Maud Sulter was an award-winning artist and writer, cultural historian, curator and gallerist of Ghanaian and Scottish heritage who lived and worked in Britain. Through the mediums of text, photography, performance and sound, her works interrogated the representation of black women in the histories of art, the media and photography.
Sulter was one of eleven women artists exhibited in The Thin Black Line at the ICA, London, curated by Lubaina Himid, in 1986. This show marked a significant breakthrough for contemporary Black and Asian art in a British public gallery. Sulter’s subsequent presentations gained her international recognition: she was awarded the British Telecom New Contemporaries Award and the Momart Fellowship at the Tate Gallery Liverpool in 1990. She was also nominated for the European Photography Award in 1991. Her series Syrcas (1993) was selected by the British Council to represent Britain at Africus, the first Johannesburg Biennale in 1995. She also curated Check It!, a two-week festival celebrating black women’s creativity, and with the artist and photographer Ingrid Pollard she started the Blackwomen’s Creativity Project.

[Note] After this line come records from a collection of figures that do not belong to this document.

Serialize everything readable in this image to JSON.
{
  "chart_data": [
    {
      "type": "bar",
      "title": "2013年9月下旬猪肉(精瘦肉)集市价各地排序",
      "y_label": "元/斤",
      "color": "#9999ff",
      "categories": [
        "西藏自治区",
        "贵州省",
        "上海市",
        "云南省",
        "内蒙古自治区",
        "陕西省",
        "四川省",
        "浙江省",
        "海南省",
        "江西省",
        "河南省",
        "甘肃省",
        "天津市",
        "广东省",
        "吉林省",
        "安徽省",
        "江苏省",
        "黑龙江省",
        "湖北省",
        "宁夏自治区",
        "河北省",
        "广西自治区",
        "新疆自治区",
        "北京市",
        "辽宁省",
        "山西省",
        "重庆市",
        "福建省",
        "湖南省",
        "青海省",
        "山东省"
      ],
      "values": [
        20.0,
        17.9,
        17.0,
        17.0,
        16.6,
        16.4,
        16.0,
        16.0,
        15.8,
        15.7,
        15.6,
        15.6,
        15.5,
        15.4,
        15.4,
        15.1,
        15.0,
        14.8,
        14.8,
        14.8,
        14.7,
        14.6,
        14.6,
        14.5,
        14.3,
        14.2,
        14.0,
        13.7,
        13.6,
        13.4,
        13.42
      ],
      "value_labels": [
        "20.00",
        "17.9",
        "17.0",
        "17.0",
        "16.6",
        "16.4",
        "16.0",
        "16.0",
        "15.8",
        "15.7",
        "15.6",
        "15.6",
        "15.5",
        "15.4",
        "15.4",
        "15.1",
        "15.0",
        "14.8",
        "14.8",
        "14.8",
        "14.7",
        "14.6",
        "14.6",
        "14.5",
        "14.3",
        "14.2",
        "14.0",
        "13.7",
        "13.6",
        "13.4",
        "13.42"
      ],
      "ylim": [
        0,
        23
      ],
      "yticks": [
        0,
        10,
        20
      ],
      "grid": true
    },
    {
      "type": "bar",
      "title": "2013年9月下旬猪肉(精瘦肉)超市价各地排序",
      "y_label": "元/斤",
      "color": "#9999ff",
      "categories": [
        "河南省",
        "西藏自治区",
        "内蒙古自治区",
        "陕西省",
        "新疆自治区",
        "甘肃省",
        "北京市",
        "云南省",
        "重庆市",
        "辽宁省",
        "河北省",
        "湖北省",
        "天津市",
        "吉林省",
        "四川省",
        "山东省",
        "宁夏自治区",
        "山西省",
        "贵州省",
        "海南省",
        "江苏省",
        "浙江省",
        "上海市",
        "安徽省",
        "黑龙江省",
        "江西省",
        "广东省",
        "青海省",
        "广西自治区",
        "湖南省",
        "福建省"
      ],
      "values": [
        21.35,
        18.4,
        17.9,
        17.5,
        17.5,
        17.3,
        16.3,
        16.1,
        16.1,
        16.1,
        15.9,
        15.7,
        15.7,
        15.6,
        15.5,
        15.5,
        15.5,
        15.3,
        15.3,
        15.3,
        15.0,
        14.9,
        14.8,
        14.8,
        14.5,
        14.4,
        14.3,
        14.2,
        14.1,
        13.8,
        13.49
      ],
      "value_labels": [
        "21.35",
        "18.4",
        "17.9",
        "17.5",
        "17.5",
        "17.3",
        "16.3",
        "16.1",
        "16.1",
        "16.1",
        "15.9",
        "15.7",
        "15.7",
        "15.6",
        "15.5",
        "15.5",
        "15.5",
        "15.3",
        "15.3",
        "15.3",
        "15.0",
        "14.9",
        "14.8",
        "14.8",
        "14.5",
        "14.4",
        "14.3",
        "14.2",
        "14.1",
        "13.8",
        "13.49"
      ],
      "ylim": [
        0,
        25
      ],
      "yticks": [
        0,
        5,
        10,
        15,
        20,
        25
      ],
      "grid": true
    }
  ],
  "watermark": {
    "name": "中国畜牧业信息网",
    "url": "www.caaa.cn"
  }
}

She obtained an MA in Photographic Theory from Derby School of Art, now University of Derby in 1990. Maud Sulter’s art work can be found in the Victoria and Albert Museum, Arts Council Collection, British Council Collection, the Scottish Parliament, National Portrait Gallery, National Galleries of Scotland, City Art Centre Edinburgh, the McManus, Dundee, New Hall Art Collection, Cambridge, and several private collections.
Her writings are available at the Glasgow Women’s Library, the Scottish Poetry Library, the Stuart Hall Library, London and many other libraries.